Mean total serum exposure of IAsp in IDegAsp (AUC_IAsp,0–12h) was 1,087 pmol h/L. The IAsp component of IDegAsp had a rapid onset of appearance; t _max,IAsp was 80 min (median). The mean total serum exposure of IDeg in IDegAsp (AUC_IDeg,τ,SS) at steady state, during one dosing interval, was 72,084 pmol h/L. Exposure to the IDeg component of IDegAsp was similar in the first and second 12 h periods. The mean ratio of AUC_{IDeg,0–12h,SS}/AUC_IDeg,τ,SS was 0.51, indicating that IDeg has an evenly distributed pharmacokinetic profile over 24 h at steady state. Clinical steady state was achieved after 2–3 days of once-daily IDeg dosing.

During 5 days of IDeg administration, one adverse event was reported that was considered possibly related to IDeg treatment—a case of mild headache. Furthermore, while IDeg steady state was being attained, there were 22 confirmed hypoglycemic episodes in 13 subjects.

After administration of IDegAsp on Day 6, there were no reported AEs that were considered to be related to IDegAsp. A total of six confirmed hypoglycemic episodes were recorded in five subjects after administration of IDegAsp on Day 6. Four occurred 30–48 h after IDegAsp administration, and the other two occurred 96–120 h after IDegAsp administration.

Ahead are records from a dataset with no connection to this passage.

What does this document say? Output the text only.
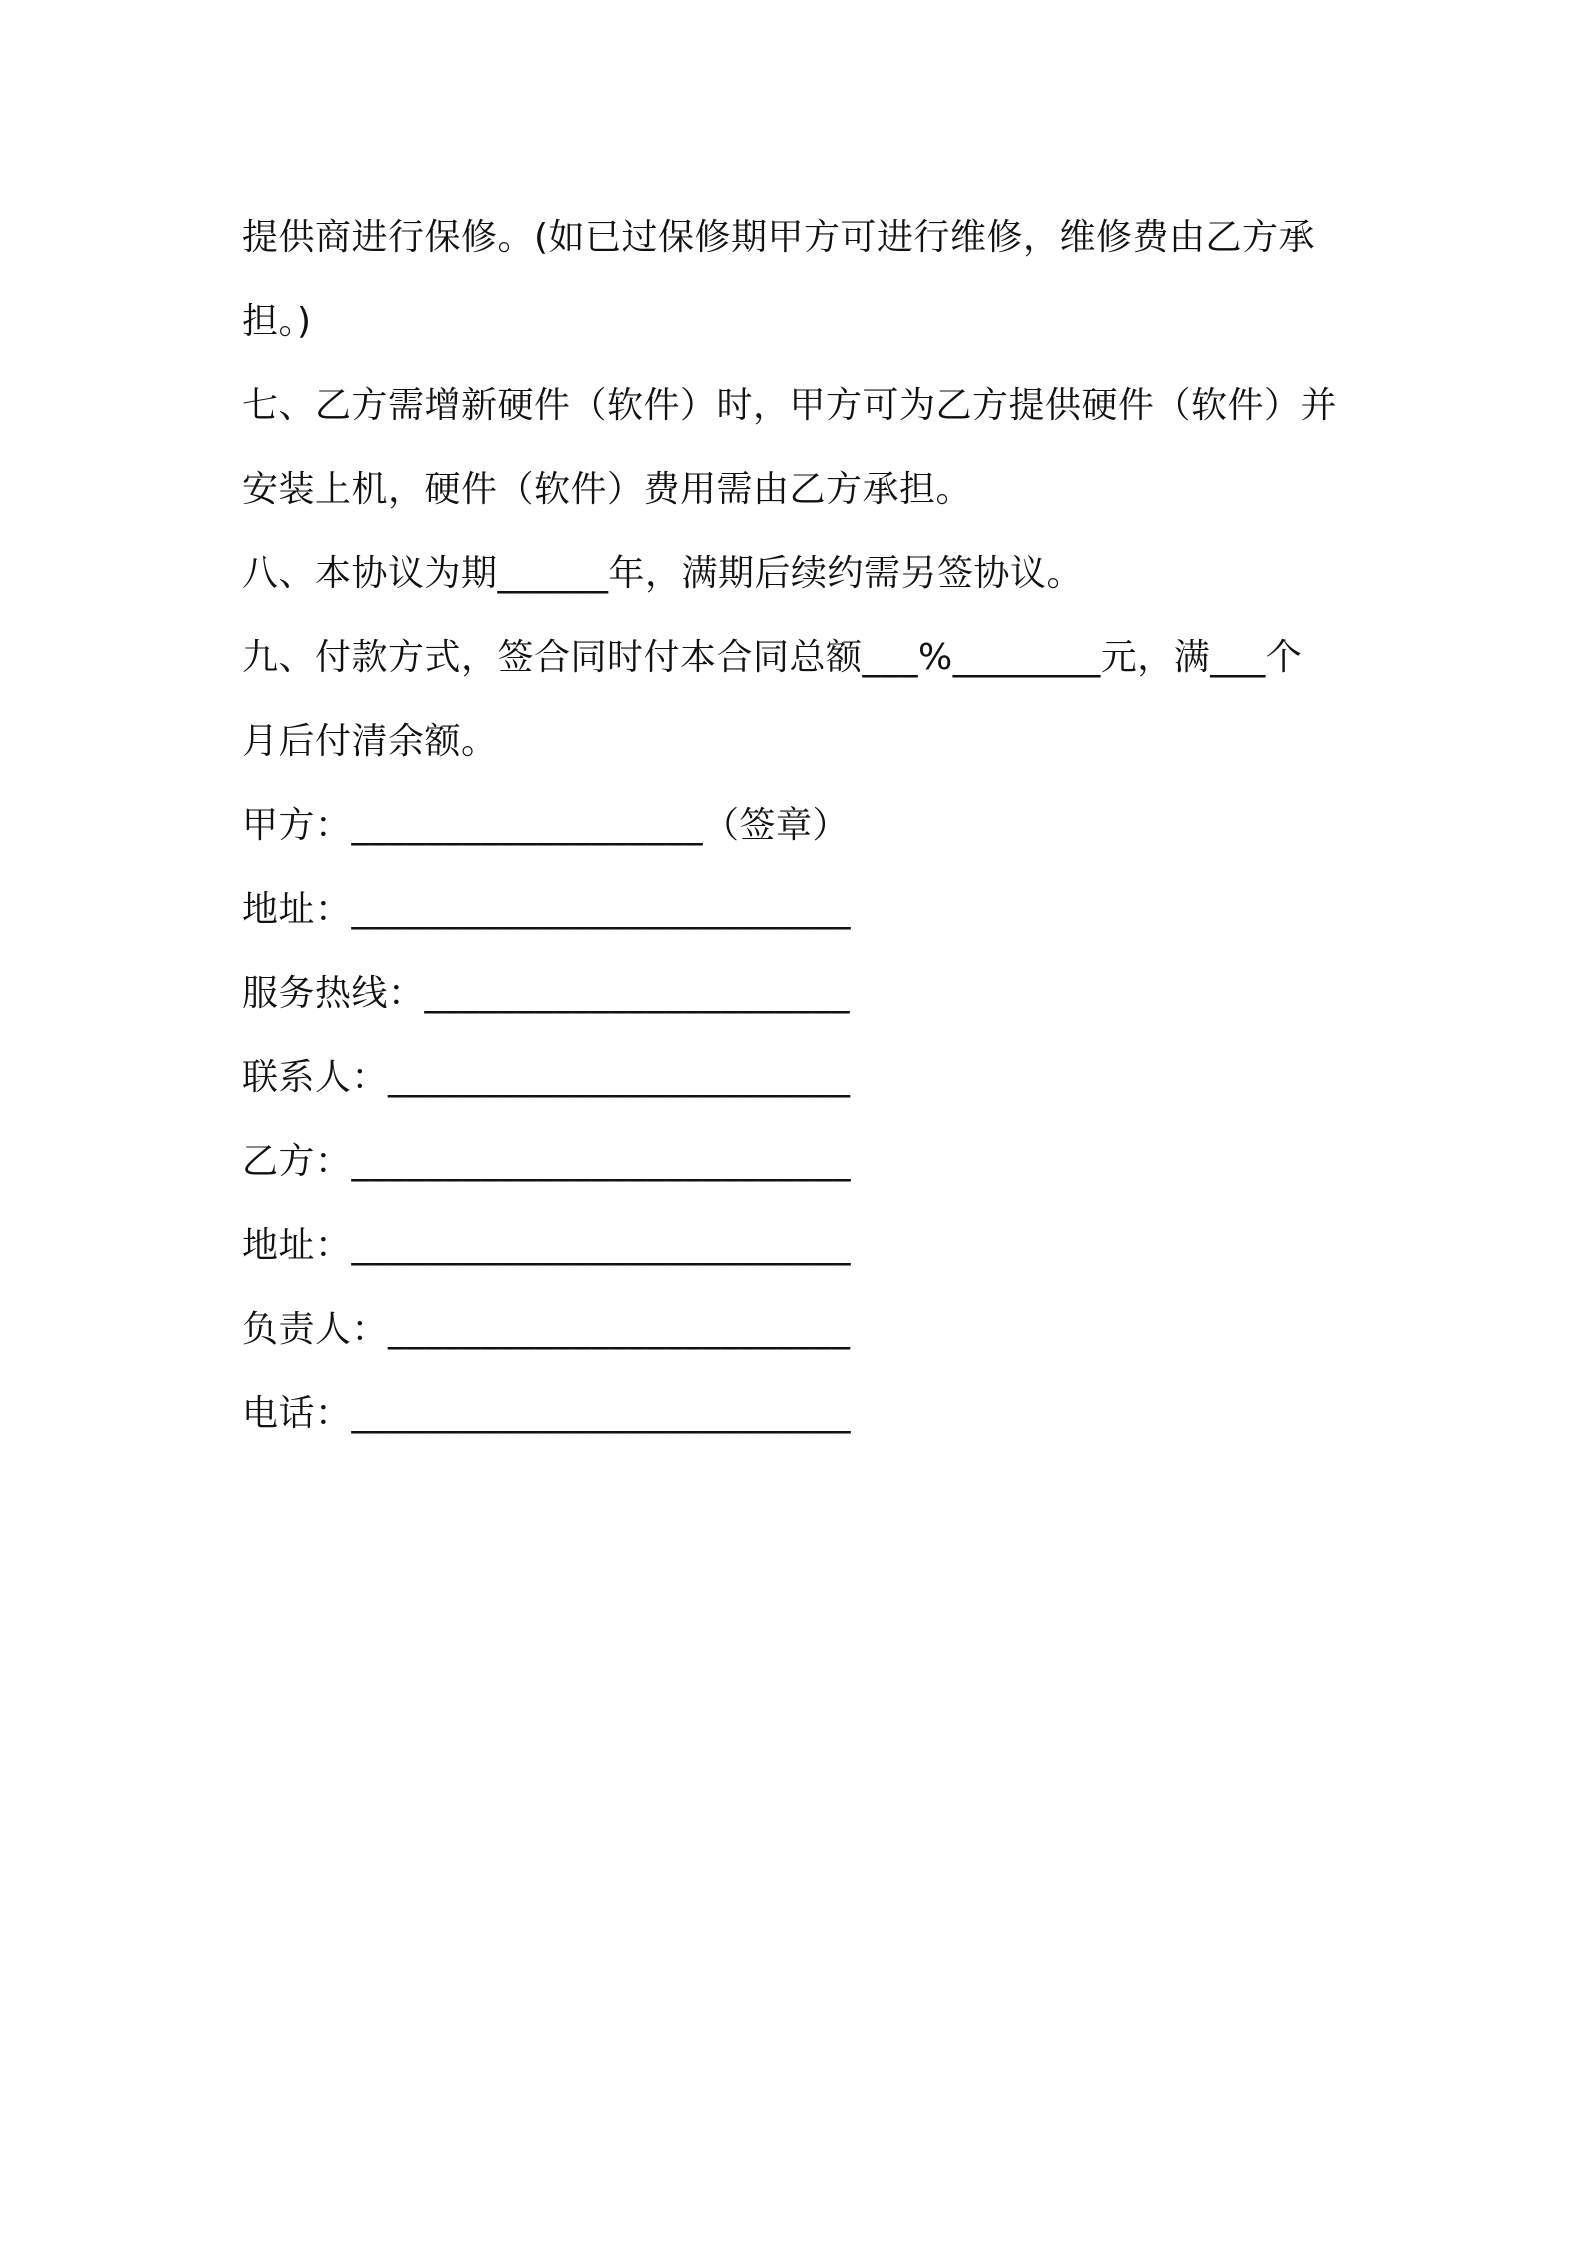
提供商进行保修。(如已过保修期甲方可进行维修，维修费由乙方承
担。)
七、乙方需增新硬件（软件）时，甲方可为乙方提供硬件（软件）并
安装上机，硬件（软件）费用需由乙方承担。
八、本协议为期______年，满期后续约需另签协议。
九、付款方式，签合同时付本合同总额___%________元，满___个
月后付清余额。
甲方：___________________（签章）
地址：___________________________
服务热线：_______________________
联系人：_________________________
乙方：___________________________
地址：___________________________
负责人：_________________________
电话：___________________________
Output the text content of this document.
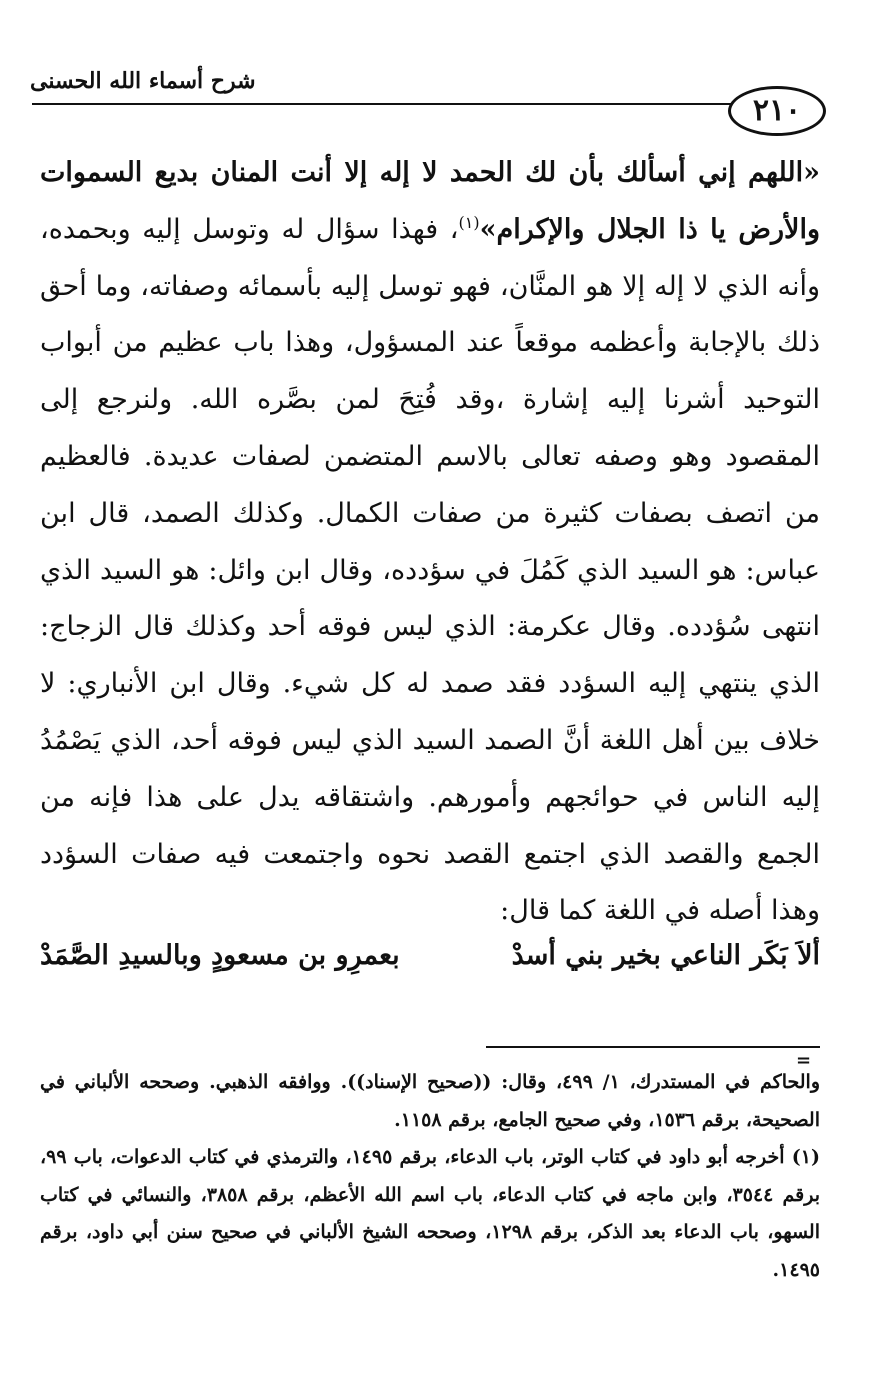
شرح أسماء الله الحسنى
٢١٠

«اللهم إني أسألك بأن لك الحمد لا إله إلا أنت المنان بديع السموات والأرض يا ذا الجلال والإكرام»$^{(١)}$، فهذا سؤال له وتوسل إليه وبحمده، وأنه الذي لا إله إلا هو المنَّان، فهو توسل إليه بأسمائه وصفاته، وما أحق ذلك بالإجابة وأعظمه موقعاً عند المسؤول، وهذا باب عظيم من أبواب التوحيد أشرنا إليه إشارة ،وقد فُتِحَ لمن بصَّره الله. ولنرجع إلى المقصود وهو وصفه تعالى بالاسم المتضمن لصفات عديدة. فالعظيم من اتصف بصفات كثيرة من صفات الكمال. وكذلك الصمد، قال ابن عباس: هو السيد الذي كَمُلَ في سؤدده، وقال ابن وائل: هو السيد الذي انتهى سُؤدده. وقال عكرمة: الذي ليس فوقه أحد وكذلك قال الزجاج: الذي ينتهي إليه السؤدد فقد صمد له كل شيء. وقال ابن الأنباري: لا خلاف بين أهل اللغة أنَّ الصمد السيد الذي ليس فوقه أحد، الذي يَصْمُدُ إليه الناس في حوائجهم وأمورهم. واشتقاقه يدل على هذا فإنه من الجمع والقصد الذي اجتمع القصد نحوه واجتمعت فيه صفات السؤدد وهذا أصله في اللغة كما قال:

ألاَ بَكَر الناعي بخير بني أسدْ
بعمرِو بن مسعودٍ وبالسيدِ الصَّمَدْ
=

والحاكم في المستدرك، ١/ ٤٩٩، وقال: ((صحيح الإسناد)). ووافقه الذهبي. وصححه الألباني في الصحيحة، برقم ١٥٣٦، وفي صحيح الجامع، برقم ١١٥٨.

(١) أخرجه أبو داود في كتاب الوتر، باب الدعاء، برقم ١٤٩٥، والترمذي في كتاب الدعوات، باب ٩٩، برقم ٣٥٤٤، وابن ماجه في كتاب الدعاء، باب اسم الله الأعظم، برقم ٣٨٥٨، والنسائي في كتاب السهو، باب الدعاء بعد الذكر، برقم ١٢٩٨، وصححه الشيخ الألباني في صحيح سنن أبي داود، برقم ١٤٩٥.
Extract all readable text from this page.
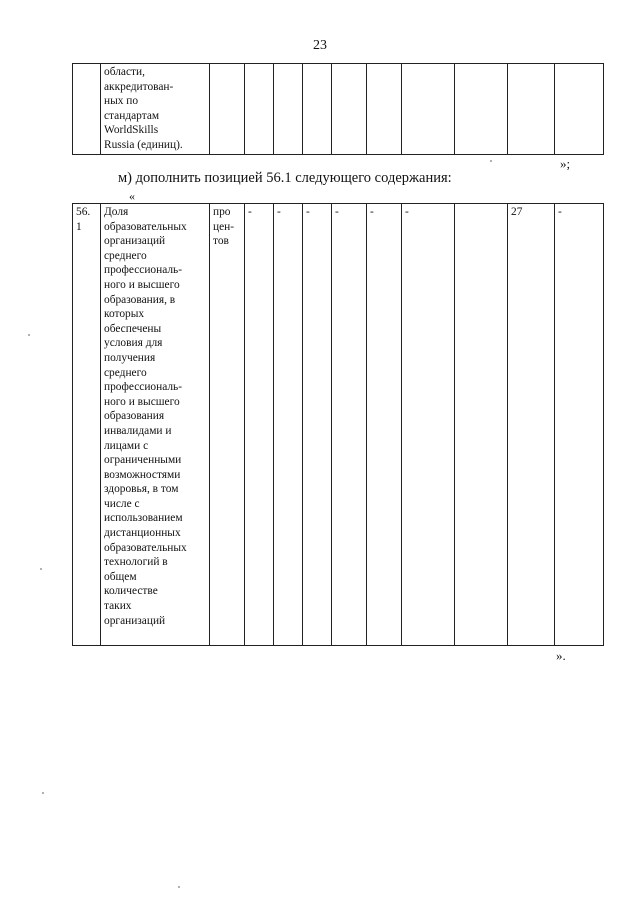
23
	области,
аккредитован-
ных по
стандартам
WorldSkills
Russia (единиц).										
»;
м) дополнить позицией 56.1 следующего содержания:
«
56.
1	Доля
образовательных
организаций
среднего
профессиональ-
ного и высшего
образования, в
которых
обеспечены
условия для
получения
среднего
профессиональ-
ного и высшего
образования
инвалидами и
лицами с
ограниченными
возможностями
здоровья, в том
числе с
использованием
дистанционных
образовательных
технологий в
общем
количестве
таких
организаций	про
цен-
тов	-	-	-	-	-	-		27	-
».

These hypoglycemic episodes may therefore have been related to the administration of bolus insulin or the switch to other regimens following cessation of IDegAsp treatment.

There were no significant treatment-emergent changes in clinical laboratory parameters, vital signs, physical examination or ECG findings following subcutaneous IDeg and IDegAsp administration. No injection site reactions were reported during the trial.